As I turned to leave she said, “Are you okay? No offense, Adam, but you look like shit.”

“I haven't slept much.”

“Yeah, well.” Her gaze went a little quavery. “Welcome to the club. Oh, I remembered something. Something I meant to tell you. About the guys who came to visit me? The ones you drew a picture of at the beach?”

It seemed like a long time ago. “What about them?”

“The guy who did most of the talking—you asked about his face, and that's what I was trying to remember. But he had another, uh, distinguishing feature. Not his face. His hand. There was a mark on it.”

“A mark?”

“A tattoo. A little one. Actually not his hand but just above the wrist? I saw it when his shirt cuff rode up.”

“What did it look like?”

The medication was beginning to kick in. She smiled dreamily. “A window.”

“I'm sorry—a window?”

“A box. A rectangle. A tall box. With a line across it. Like an old-fashioned window, the kind where you lift the lower pane. Know what I mean? Like a letter H, but with three cross lines, top bottom and middle. Does that mean anything?”

“Yes,” I said. “It does.”

*   *   *

We rolled up our Vancouver operation in November of that year. Which was good, because by then I was desperately homesick. I missed Lisa and Loretta. I missed their big, warm house in Toronto. I wanted to be there when they put up the Christmas tree—usually a huge spruce, decked out with Victorian ball ornaments and spun-glass angels and silver menorahs and any other ecumenical or secular decoration any tranche member felt like attaching to it. I wanted to be home for Christmas, Hannukah, Kwanzaa, Dognzhi, Pancha Ganapati, Shabe Yald
ā
, Saturnalia, and what-have-you. That was what I wanted.

Damian needed to be back in Toronto for another reason. Toronto was where his law offices were, and the war between Tau and InterAlia was being fought with writs and court appointments. That wasn't necessarily a bad thing: InterAlia was in a severely weakened condition, which gave us some leverage. The company's stock had declined to record lows and there were rumors of an impending bankruptcy.

Damian and I went out for an early dinner on our last day in the city. A couple of blocks down Robson there was a restaurant that served good and reasonably affordable schnitzel. The staff had come to recognize us as regulars, and I assumed they also recognized the two Tau security guys who habitually followed us in and kept watch over us from a table of their own. The evening crowd hadn't arrived yet, and we had enough space and privacy to speak freely.

For years Damian and his law firm had been conducting pitched battles with InterAlia over the autonomy of Tau. The corporation was jealous of its intellectual property, and the last thing they wanted was any kind of legal judgment that might recognize the Affinities as quasi-ethnicities, even invented ones. But what had lately crippled InterAlia were the legal challenges from unaffiliated sources: class action suits, discrimination cases. Most of the Affinities—Tau on the vanguard—had created institutions that served their members exclusively. We had established, for example, a network of Tau rehab clinics, staffed by Taus and catering to Taus with substance-abuse problems.
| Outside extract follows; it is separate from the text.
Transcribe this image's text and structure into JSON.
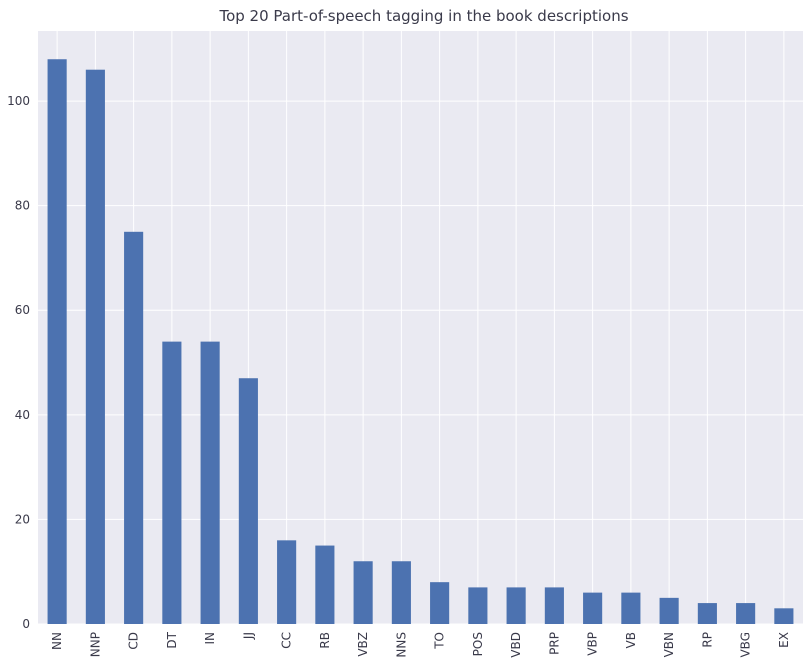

The success rate of our clinics was spectacular, with a recidivism rate half that of standard treatment. But we routinely turned away non-Taus. Did that mean our clinics (or our financial services, another area Damian had pioneered) were discriminatory? InterAlia didn't officially sanction these Affinity-specific businesses, which meant Tau had been forced to fend off similar legal attacks; in all of these cases our lawyers had attempted to subpoena InterAlia's sorting protocols; and in every case InterAlia had resisted, which meant costly out-of-court settlements or lengthy legal challenges, several of which were currently wending their way toward Supreme Court decisions.